Proposer des solutions lorsque votre partenaire cherche du soutien : l’erreur qui indispose sans discussion préalable

Ton partenaire rentre à la maison et commence à te raconter un problème au travail. Avant même qu’il termine sa phrase, tu lui as déjà proposé trois façons de le résoudre. Plutôt que de le remercier, il se referme ou répond par « oublie, peu importe ».
Cela n’implique pas que tu aies dit quelque chose d’inexact, et pourtant quelque chose n’a pas fonctionné. Cela arrive probablement parce que la personne cherchait à être écoutée, pas à ce que tu résolves le problème.
Donner des conseils n’est pas en soi une erreur. Cependant, lorsque la solution arrive avant que l’autre personne ait pu raconter ce qui se passe, cela signifie que tu ne t’es pas donné le temps de vérifier quel type de soutien elle avait besoin à ce moment-là.
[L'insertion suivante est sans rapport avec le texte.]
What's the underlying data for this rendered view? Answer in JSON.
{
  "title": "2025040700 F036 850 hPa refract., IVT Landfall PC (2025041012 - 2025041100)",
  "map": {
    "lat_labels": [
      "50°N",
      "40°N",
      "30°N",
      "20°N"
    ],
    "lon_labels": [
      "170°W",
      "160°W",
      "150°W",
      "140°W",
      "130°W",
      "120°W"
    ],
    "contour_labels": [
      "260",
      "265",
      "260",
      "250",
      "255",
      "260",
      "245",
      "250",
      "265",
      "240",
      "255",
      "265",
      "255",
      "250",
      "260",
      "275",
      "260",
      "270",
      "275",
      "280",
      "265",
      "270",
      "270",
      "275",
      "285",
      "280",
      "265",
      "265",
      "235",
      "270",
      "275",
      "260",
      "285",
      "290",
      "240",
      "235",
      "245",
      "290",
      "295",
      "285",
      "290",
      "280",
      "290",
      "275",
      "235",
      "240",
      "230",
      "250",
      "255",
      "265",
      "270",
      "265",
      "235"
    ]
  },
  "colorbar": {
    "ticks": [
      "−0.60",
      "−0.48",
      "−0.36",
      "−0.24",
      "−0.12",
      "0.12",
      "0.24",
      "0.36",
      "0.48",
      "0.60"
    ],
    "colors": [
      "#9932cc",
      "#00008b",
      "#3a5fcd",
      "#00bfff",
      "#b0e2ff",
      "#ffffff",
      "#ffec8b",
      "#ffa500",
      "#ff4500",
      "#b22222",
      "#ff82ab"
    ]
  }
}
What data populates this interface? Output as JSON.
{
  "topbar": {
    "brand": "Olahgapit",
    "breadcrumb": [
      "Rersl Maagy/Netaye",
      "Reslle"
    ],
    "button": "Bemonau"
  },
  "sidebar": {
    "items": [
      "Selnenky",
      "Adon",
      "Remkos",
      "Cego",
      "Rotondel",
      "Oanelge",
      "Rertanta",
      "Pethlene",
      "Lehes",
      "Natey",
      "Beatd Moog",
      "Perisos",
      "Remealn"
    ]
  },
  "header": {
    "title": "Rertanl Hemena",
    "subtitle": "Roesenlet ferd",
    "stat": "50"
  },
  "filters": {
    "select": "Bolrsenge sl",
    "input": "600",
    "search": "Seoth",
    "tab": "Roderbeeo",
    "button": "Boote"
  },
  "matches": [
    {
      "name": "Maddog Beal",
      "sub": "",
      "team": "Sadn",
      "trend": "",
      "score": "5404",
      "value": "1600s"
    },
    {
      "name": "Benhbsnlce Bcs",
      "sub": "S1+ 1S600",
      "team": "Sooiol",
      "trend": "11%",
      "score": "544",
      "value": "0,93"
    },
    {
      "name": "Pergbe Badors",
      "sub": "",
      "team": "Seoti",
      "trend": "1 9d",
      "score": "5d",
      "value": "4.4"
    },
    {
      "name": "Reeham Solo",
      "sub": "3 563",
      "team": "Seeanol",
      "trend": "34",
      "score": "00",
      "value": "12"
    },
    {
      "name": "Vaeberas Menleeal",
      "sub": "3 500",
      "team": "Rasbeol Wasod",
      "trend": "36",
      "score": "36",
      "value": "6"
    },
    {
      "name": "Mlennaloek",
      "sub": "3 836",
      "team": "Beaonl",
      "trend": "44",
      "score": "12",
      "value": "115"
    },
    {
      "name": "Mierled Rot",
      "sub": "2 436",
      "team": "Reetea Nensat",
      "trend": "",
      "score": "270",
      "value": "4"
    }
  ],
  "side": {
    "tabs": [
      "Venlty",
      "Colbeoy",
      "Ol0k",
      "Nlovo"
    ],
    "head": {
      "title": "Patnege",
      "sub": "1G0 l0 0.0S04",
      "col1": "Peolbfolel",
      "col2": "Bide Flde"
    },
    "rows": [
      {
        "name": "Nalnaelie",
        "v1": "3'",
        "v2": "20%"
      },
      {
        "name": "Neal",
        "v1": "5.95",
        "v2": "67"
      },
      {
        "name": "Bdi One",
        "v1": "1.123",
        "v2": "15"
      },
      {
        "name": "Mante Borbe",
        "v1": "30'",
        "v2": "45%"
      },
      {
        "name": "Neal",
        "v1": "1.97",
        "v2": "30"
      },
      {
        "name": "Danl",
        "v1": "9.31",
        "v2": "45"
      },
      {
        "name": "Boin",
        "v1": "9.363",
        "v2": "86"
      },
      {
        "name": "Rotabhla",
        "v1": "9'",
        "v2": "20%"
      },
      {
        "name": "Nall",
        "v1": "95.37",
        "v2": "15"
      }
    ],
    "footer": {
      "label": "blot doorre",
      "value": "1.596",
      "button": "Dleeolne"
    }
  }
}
Appui émotionnel et appui pratique : deux formes tout aussi valables
Il existe deux façons d’aider quelqu’un, et aucune n’est supérieure à l’autre. Le soutien émotionnel consiste à écouter, à montrer un intérêt sincère et à reconnaître ce que ressent l’autre personne, sans chercher à tout résoudre. Cela peut être aussi simple que de dire « quelle journée tu as eue » et de laisser de l’espace pour qu’elle puisse continuer à parler.
Le soutien pratique ou informatif, en revanche, se concentre sur donner des conseils, proposer des alternatives ou aider activement à résoudre le problème, comme suggérer à qui écrire ou quelles étapes suivre ensuite.
Les deux sont des façons légitimes d’aider, et cette différence ne dépend pas du fait que celui qui parle soit un homme ou une femme. Toute personne peut avoir besoin d’encore plus d’écoute à un moment donné et plus de solutions à un autre, selon la situation et son état d’esprit.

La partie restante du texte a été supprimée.